Через мгновение я уже бежала по лестнице из корабельной сосны в кухню. Здесь облицовка из кремовой плитки освежала темное дерево гарнитура, а белые с вышивкой занавески вместо дверок делали ее уютной и даже романтичной. В таком же стиле скатерть, покрывающая большой круглый стол посредине кухни, а на нем фарфоровая ваза, благодаря которой я приобрела новую привычку: на ходу утащить две миндальные печеньки к себе в карман. Это слишком вкусно, чтобы оставлять их здесь в одиночестве!
Наконец, через сад мы выходим на улицу. Идем мимо желтых двухэтажных домов, с пестрой геранью, затем сворачиваем направо и примерно через сто пятьдесят метров подходим к площади.
– Пьяцца Сан-фран-че-ско[4 - Площадь Святого Франциска], – читаю я указатель.
Большое облако сахарной ватой повисло над остроконечной колокольней из красного кирпича, такого же, как и остальная часть собора. Весенний ветер теребит мою новую укладку, разбирая ее по волосинке, – мы только что вышли с бабушкой из парикмахерской, и я себе очень и очень нравлюсь. Теперь каждую субботу мной будет заниматься ее доверенное лицо, парикмахер Альдо.
Когда мы поравнялись с высоким жгучим брюнетом в белом плаще, они с бабушкой любезно поздоровались. Он даже поцеловал ей руку. Затем раскрыл плащ и достал из внутреннего кармана черного пиджака визитку, протянул ее бабушке. Кажется, на поясе блеснула кожаная кобура. Или мне показалось? Я поправила скользящие по вспотевшему носу очки.
По шершавой, пористой брусчатке суетно ходили голуби и ворковали. Вдалеке сидела влюбленная парочка и бесстыдно целовалась. Я закрыла глаза от слепящего солнечного света и представила себя и Леонардо на их месте под певучую речь бабушки с усатиком в плаще. Сколько времени мне понадобится, чтобы научиться бегло лепетать, как они?
Тут Сандра горячо попрощалась со своим собеседником и, покачав головой, сказала:
– Табак его знает, где его носило все это время! А как он любит круассаны с фисташками из Бронте! Самый безотказный трюк с мужчиной, будь он не только комиссар, – это помнить, что он больше всего любит поесть.

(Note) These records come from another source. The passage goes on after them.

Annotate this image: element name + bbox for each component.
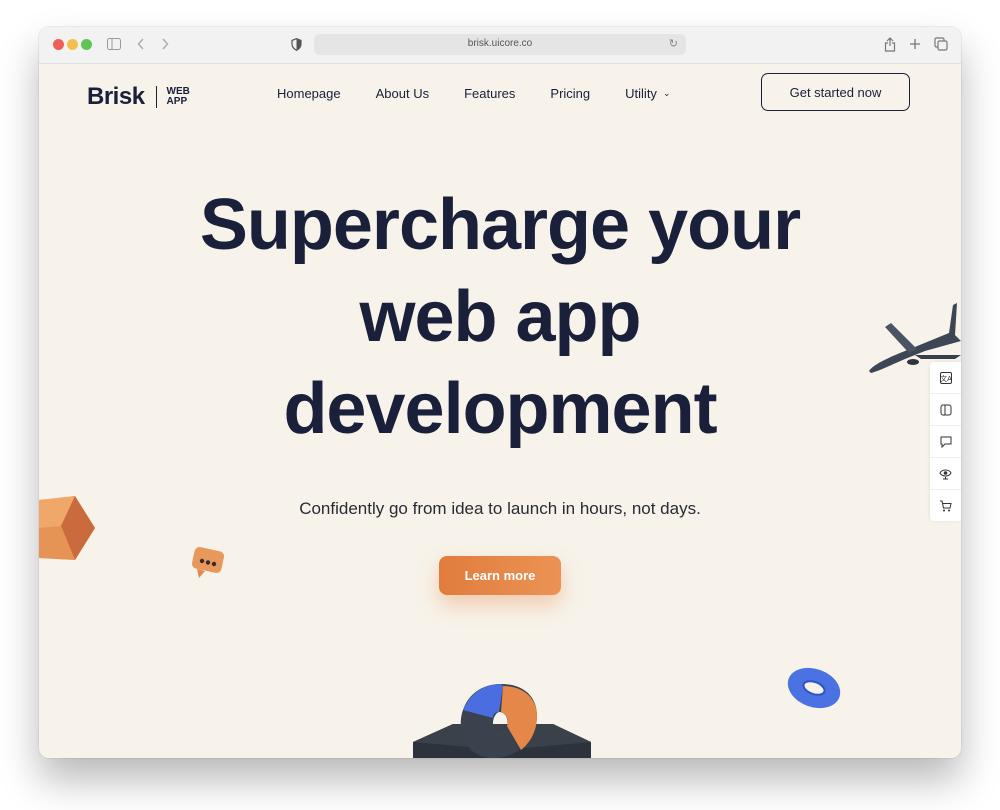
cart-icon [940,500,952,511]
url-text: brisk.uicore.co [467,38,533,49]
side-tool-docs[interactable] [930,394,961,426]
side-tool-cart[interactable] [930,490,961,521]
shield-icon[interactable] [291,35,302,53]
maximize-window-button[interactable] [81,39,92,50]
translate-icon: 文A [939,371,952,384]
side-tool-translate[interactable]: 文A [930,362,961,394]
address-bar[interactable]: brisk.uicore.co ↻ [314,34,686,55]
svg-text:文A: 文A [940,374,952,383]
landing-page: Brisk WEB APP Homepage About Us Features… [39,64,961,758]
tabs-icon[interactable] [934,35,948,53]
reload-icon[interactable]: ↻ [669,37,678,50]
forward-icon[interactable] [161,35,169,53]
nav-homepage[interactable]: Homepage [277,86,341,101]
donut-pedestal-decoration-icon [413,684,591,758]
nav-utility[interactable]: Utility ⌄ [625,86,670,101]
chat-bubble-decoration-icon [191,547,225,578]
chat-icon [940,436,951,448]
brand-logo[interactable]: Brisk WEB APP [87,83,190,111]
side-toolbar: 文A [930,362,961,521]
headline-line-3: development [283,369,717,449]
logo-sub-line2: APP [166,96,188,107]
share-icon[interactable] [884,35,896,53]
close-window-button[interactable] [53,39,64,50]
logo-divider [155,86,157,108]
hero-headline: Supercharge your web app development [39,179,961,455]
headline-line-2: web app [359,277,641,357]
browser-window: brisk.uicore.co ↻ Brisk WEB APP Homepage… [39,27,961,758]
nav-about-us[interactable]: About Us [376,86,429,101]
eye-icon [939,469,952,479]
torus-decoration-icon [787,667,841,709]
cube-decoration-icon [39,496,95,560]
nav-pricing[interactable]: Pricing [550,86,590,101]
hero-subtitle: Confidently go from idea to launch in ho… [299,499,701,518]
minimize-window-button[interactable] [67,39,78,50]
nav-utility-label: Utility [625,86,657,101]
get-started-button[interactable]: Get started now [761,73,910,111]
logo-subtitle: WEB APP [167,87,190,107]
headline-line-1: Supercharge your [199,185,801,265]
sidebar-icon[interactable] [107,35,121,53]
browser-toolbar: brisk.uicore.co ↻ [39,27,961,64]
book-icon [940,404,951,415]
side-tool-preview[interactable] [930,458,961,490]
learn-more-button[interactable]: Learn more [439,556,561,595]
chevron-down-icon: ⌄ [662,88,671,98]
main-nav: Homepage About Us Features Pricing Utili… [277,86,705,101]
new-tab-icon[interactable] [909,35,921,53]
back-icon[interactable] [137,35,145,53]
nav-features[interactable]: Features [464,86,515,101]
logo-wordmark: Brisk [87,83,145,110]
side-tool-chat[interactable] [930,426,961,458]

Я достала из кармана печенье и откусила, роняя песочные крошки к великому птичьему удовольствию. Пернатые тут же налетели, а самые наглые сели на плечи и руки, претендуя на свою долю лакомства. Я засмеялась и бросила им печенье, и, отряхнув ладони, догнала бабушку.
– Ты так легко отдаешь то, что любишь? – возмутилась она.
Я пожала плечами: к чему этот ее странный вопрос? И тут же поинтересовалась:
– Бабушка, ты ведь из-за любви сюда сбежала?
– Табак с тобой! – уклонилась она от ответа, а я прочла беспокойство на ее лице.
Наконец, мы свернули за угол и, пройдя несколько метров, оказались перед вывеской. «Fa-sol» – скандировала я. – Бабушка, что это?
– «Фа-соль»? Твоя тезка. Я влюбилась в это романтическое место, представив во что могла бы его превратить.